Scene V Dance of the Messengers (Lento – andante con moto – lento). "There came a messenger". Job wakes from his sleep and perceives three messengers, who arrive one after the other, telling him that all his wealth is destroyed. A sad procession passes across the back of the stage, culminating in the funeral cortège of Job's sons and their wives. Job still blesses God. "The Lord gave and the Lord hath taken away, blessed be the name of the Lord".

Scene VI Dance of Job's Comforters. Job's Curse. A Vision of Satan (Andante doloroso – poco più mosso – ancora più mosso – Tempo I andante maestoso). "Behold, happy is the man whom God correcteth". Satan introduces in turn Job's three Comforters (three wily hypocrites [Blake's supposition]). Their dance is at first one of pretended sympathy, but develops into anger and reproach. Job stands and curses God. "Let the day perish wherein I was born". Heaven gradually becomes visible, showing mysterious veiled, sinister figures moving in a sort of parody of the Sons of God in Scene I. Heaven is now lit up. The figures throw off their veils and display themselves as Satan enthroned, surrounded by the hosts of Hell. Satan stands. Job and his friends cower in terror. The vision gradually disappears. (In Keynes's scenario, Scenes V and VI were originally linked as one.)

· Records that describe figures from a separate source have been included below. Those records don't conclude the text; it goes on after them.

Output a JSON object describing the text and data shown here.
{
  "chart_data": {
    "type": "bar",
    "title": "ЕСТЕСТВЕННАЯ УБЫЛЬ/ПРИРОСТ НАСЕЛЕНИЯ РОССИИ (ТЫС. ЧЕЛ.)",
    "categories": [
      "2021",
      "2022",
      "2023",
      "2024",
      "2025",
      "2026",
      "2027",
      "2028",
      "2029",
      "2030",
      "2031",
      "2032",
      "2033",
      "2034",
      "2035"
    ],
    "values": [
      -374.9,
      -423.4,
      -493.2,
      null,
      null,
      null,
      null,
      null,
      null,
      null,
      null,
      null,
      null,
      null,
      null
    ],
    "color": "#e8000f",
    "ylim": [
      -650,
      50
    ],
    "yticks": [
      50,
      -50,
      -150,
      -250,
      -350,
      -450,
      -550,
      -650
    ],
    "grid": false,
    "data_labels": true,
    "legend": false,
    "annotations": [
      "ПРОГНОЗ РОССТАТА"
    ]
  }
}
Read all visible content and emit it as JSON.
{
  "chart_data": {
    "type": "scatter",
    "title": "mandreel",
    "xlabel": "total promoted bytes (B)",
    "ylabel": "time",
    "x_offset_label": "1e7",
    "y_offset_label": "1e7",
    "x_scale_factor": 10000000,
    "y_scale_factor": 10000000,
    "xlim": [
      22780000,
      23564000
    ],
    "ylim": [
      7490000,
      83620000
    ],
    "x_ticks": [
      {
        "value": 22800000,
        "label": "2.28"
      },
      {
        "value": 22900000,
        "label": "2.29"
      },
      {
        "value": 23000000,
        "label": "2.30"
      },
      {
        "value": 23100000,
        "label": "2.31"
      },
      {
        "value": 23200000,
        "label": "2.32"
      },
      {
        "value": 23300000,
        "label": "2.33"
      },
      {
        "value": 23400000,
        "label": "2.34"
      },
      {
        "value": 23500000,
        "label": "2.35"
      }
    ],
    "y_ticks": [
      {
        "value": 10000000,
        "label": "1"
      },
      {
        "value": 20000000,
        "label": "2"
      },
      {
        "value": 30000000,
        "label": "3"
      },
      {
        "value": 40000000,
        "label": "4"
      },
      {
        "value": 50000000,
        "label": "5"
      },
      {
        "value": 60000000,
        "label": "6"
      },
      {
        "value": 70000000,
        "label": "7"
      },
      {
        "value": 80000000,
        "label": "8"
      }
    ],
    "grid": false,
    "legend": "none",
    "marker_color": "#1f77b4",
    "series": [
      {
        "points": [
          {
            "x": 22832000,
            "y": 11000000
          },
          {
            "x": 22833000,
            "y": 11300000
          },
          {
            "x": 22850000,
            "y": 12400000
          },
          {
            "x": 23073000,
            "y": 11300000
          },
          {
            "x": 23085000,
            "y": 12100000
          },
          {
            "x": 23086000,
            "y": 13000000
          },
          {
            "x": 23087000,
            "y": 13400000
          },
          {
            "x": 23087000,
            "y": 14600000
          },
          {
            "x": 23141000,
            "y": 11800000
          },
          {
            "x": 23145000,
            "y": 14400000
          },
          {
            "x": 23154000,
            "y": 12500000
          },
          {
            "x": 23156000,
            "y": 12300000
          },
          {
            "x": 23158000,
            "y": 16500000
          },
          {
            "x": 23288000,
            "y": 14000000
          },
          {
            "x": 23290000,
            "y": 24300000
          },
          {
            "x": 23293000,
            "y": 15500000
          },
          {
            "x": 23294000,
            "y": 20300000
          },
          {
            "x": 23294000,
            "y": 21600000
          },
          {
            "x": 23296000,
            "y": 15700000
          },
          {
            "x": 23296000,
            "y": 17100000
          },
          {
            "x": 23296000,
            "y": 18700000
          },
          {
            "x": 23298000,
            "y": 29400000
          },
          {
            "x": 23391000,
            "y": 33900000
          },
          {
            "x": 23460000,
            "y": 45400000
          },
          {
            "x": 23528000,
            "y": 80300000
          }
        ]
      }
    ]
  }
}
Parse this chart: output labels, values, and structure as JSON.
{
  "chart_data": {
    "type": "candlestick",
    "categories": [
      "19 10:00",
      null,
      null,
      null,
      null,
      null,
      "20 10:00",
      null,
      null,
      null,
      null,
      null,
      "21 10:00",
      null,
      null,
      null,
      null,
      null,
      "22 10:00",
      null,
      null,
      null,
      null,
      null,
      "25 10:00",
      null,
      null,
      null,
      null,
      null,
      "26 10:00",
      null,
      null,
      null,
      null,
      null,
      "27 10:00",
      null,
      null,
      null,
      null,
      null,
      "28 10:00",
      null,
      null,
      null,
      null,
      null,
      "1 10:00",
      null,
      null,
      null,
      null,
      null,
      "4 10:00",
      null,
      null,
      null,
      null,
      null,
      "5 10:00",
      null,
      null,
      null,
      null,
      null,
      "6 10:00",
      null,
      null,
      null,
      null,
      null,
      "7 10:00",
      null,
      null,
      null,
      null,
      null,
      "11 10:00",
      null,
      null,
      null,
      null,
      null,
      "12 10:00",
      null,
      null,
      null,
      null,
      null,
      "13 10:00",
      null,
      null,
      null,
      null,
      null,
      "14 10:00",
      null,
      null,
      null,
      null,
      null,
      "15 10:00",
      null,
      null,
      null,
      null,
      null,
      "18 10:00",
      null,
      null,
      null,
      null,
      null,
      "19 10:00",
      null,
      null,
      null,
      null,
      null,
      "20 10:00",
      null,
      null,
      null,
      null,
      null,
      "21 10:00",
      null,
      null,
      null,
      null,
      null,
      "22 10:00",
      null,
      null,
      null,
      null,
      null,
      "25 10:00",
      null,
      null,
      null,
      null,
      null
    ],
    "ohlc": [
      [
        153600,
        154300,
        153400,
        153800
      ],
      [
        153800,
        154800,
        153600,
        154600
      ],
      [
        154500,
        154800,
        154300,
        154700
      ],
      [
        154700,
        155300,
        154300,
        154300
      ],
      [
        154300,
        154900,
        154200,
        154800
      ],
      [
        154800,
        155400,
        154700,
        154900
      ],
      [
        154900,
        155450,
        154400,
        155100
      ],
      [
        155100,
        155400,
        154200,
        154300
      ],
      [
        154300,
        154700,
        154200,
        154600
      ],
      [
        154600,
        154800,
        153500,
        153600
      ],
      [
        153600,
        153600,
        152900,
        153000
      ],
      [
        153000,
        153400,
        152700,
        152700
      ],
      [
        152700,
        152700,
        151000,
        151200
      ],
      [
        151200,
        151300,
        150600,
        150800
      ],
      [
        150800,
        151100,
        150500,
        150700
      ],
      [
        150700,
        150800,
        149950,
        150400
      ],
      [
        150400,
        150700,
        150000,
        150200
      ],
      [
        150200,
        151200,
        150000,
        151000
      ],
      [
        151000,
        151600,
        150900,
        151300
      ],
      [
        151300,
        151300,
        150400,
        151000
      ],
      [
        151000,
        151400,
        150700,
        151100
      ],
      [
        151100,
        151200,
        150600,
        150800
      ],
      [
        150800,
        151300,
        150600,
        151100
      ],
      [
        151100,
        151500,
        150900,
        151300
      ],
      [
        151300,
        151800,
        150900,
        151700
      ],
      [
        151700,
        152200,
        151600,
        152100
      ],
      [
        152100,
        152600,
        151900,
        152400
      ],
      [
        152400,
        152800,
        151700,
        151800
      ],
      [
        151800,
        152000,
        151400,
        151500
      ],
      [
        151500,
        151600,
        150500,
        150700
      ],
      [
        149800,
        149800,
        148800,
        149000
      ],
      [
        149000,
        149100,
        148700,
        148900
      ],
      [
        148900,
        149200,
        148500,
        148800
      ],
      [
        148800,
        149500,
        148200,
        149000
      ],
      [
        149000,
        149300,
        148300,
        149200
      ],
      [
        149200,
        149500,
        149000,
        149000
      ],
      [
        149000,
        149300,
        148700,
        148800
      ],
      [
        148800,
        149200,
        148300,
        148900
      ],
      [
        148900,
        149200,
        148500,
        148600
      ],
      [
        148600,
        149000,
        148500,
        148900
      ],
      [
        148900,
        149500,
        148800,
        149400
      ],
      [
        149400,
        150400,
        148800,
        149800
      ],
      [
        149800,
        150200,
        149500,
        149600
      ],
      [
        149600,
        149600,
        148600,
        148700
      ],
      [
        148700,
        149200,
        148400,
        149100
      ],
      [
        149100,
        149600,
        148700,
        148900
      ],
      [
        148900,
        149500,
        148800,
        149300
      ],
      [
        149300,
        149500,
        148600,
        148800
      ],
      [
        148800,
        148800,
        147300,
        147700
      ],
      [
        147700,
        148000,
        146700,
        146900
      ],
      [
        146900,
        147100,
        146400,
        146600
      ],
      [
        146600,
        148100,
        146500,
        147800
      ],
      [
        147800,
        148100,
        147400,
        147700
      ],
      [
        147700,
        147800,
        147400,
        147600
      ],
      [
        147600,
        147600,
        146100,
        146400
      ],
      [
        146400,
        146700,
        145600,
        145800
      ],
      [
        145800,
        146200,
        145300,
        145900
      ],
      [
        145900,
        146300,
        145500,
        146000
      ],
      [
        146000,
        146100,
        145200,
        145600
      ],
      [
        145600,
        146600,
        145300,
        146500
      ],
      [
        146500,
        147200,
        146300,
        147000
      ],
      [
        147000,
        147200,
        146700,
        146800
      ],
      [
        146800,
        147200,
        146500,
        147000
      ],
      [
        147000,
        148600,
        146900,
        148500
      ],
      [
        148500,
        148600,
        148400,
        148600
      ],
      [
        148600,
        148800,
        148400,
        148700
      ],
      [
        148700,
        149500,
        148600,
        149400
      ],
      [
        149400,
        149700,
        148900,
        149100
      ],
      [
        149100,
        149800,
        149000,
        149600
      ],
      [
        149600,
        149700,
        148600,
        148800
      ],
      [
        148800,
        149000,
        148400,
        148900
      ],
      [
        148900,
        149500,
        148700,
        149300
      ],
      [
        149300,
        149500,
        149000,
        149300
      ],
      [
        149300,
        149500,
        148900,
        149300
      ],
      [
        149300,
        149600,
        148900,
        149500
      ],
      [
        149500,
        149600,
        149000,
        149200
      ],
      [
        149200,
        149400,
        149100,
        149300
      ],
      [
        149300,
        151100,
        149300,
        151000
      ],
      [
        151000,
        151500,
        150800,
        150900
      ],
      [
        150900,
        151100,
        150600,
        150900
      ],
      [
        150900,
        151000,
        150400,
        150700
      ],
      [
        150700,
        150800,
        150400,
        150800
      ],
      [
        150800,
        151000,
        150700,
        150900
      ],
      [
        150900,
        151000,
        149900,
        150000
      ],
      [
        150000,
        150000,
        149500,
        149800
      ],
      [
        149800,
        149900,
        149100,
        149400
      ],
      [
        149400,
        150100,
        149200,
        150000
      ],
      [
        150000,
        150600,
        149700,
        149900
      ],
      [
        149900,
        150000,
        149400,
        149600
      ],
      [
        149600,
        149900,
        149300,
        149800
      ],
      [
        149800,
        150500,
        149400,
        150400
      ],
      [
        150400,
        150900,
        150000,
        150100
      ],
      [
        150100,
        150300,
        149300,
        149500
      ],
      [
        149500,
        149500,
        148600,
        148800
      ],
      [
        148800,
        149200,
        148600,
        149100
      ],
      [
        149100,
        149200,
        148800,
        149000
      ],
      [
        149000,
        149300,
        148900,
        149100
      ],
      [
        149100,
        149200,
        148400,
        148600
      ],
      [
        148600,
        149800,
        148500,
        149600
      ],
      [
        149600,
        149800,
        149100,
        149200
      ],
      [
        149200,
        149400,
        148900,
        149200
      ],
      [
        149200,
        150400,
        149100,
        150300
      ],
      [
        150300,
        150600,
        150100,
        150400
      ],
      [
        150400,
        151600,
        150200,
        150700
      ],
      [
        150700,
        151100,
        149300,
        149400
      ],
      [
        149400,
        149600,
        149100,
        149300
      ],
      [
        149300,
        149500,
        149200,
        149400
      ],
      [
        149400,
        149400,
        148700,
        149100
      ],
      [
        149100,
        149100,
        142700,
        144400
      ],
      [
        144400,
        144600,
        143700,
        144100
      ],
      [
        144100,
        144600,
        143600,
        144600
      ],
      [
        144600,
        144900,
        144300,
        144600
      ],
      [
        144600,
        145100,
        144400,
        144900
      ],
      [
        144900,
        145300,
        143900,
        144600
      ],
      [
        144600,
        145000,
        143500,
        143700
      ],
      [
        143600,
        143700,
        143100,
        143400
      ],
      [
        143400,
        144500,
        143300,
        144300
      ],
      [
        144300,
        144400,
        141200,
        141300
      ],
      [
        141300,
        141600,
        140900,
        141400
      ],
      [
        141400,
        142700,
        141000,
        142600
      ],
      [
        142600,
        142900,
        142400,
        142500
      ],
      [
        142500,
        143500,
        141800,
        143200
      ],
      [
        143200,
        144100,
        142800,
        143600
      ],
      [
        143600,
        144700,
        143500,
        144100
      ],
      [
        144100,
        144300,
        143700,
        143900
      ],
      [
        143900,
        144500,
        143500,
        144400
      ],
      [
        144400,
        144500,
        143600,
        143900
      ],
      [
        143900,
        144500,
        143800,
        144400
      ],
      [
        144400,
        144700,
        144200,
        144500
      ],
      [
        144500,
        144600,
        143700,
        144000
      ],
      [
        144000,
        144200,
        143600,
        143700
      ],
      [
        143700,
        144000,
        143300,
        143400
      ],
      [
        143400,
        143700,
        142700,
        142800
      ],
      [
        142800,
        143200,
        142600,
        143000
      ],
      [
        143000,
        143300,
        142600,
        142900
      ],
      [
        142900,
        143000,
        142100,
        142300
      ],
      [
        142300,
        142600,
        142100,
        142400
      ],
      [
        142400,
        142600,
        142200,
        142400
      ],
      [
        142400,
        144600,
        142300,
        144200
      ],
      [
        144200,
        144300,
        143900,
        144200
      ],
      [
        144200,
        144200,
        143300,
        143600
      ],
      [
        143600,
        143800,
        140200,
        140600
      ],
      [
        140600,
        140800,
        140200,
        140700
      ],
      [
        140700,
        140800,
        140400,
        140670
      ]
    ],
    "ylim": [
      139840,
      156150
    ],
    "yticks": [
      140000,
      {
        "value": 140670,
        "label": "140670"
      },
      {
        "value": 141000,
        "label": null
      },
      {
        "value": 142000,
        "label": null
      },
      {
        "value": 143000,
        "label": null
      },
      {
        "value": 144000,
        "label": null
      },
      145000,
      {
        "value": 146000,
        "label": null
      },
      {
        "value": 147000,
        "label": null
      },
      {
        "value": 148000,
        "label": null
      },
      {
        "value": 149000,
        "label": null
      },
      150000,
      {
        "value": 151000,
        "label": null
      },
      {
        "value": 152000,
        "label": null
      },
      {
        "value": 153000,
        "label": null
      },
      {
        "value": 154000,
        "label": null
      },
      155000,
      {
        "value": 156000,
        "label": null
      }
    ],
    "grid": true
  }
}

Scene VII Elihu's Dance of Youth and Beauty. Pavane of the Sons of the Morning (Andante tranquillo (tempo rubato) [with solo violin] – allegretto – andante con moto). "Ye are old and I am very young". Enter Elihu, a beautiful young man. "I am young and ye are very old". "Then the Lord answered Job". Heaven gradually shines behind the stars. Dim figures are seen dancing a solemn dance [pavane]. As Heaven grows lighter, they are seen to be the Sons of the Morning dancing before God's throne.

Scene VIII Galliard of the Sons of Morning. Altar Dance and Heavenly Pavane (Andante con moto – allegro pesante – allegretto tranquillo – lento). "All the Sons of God shouted for joy". Enter Satan. He claims the victory over Job. God pronounces sentence of banishment on Satan and the Sons of Morning gradually drive him down. Satan falls out of Heaven. "My servant Job shall pray for you". Enter (on earth) young men and women playing on instruments; others bring stones and build an altar. Others decorate the altar with flowers. Job must not play on an instrument himself. He blesses the altar. The Heavenly dance [pavane] begins again, while the [altar] dance on earth continues.

Scene IX Epilogue (Largo sostenuto). "So the Lord blessed the latter end of Job more than his beginning". Job, an old and humbled man, sits with his wife. His friends come up one by one and give him presents. Job stands and gazes on the distant cornfields. Job's three daughters enter and sit at his feet. He stands and blesses them.

Quintessentially English, the idyllic, dreaming pastoral romance The Lark Ascending for violin and orchestra (1914, rev 1920) is among the best known of Vaughan Williams's shorter occasional pieces. In its orchestral form it was first given in the old Queen's Hall, London, on 14 June 1921, played by the dedicatee, Marie Hall, with the British Symphony Orchestra under Boult. The music is prefaced by extracts from the poem of the same name by George Meredith (1828-1909): "He rises and begins to round, / He drops the silver chain of sound, / Of many links without a break, / In chirrup, whistle, slur and shake. / For singing till his heaven fills, / 'Tis love of earth that he instils, / And ever winging up and up, / Our valley is his golden cup, / And he the wine which overflows / To lift us with him as he goes. / [MS of violin and piano score, British Library: "He is the dance of children, thanks / Of sowers, shout of primrose banks / And eyes of violets while they breathe; / All these the encirling song will breathe..."] Till lost on his aerial rings / In light, and then the fancy sings." The cadenza-like blossoms and raptures of the Lark's infinitely variable song, Andante sostenuto, enfold a quicker folk-like section, Allegretto tranquillo (quasi andante).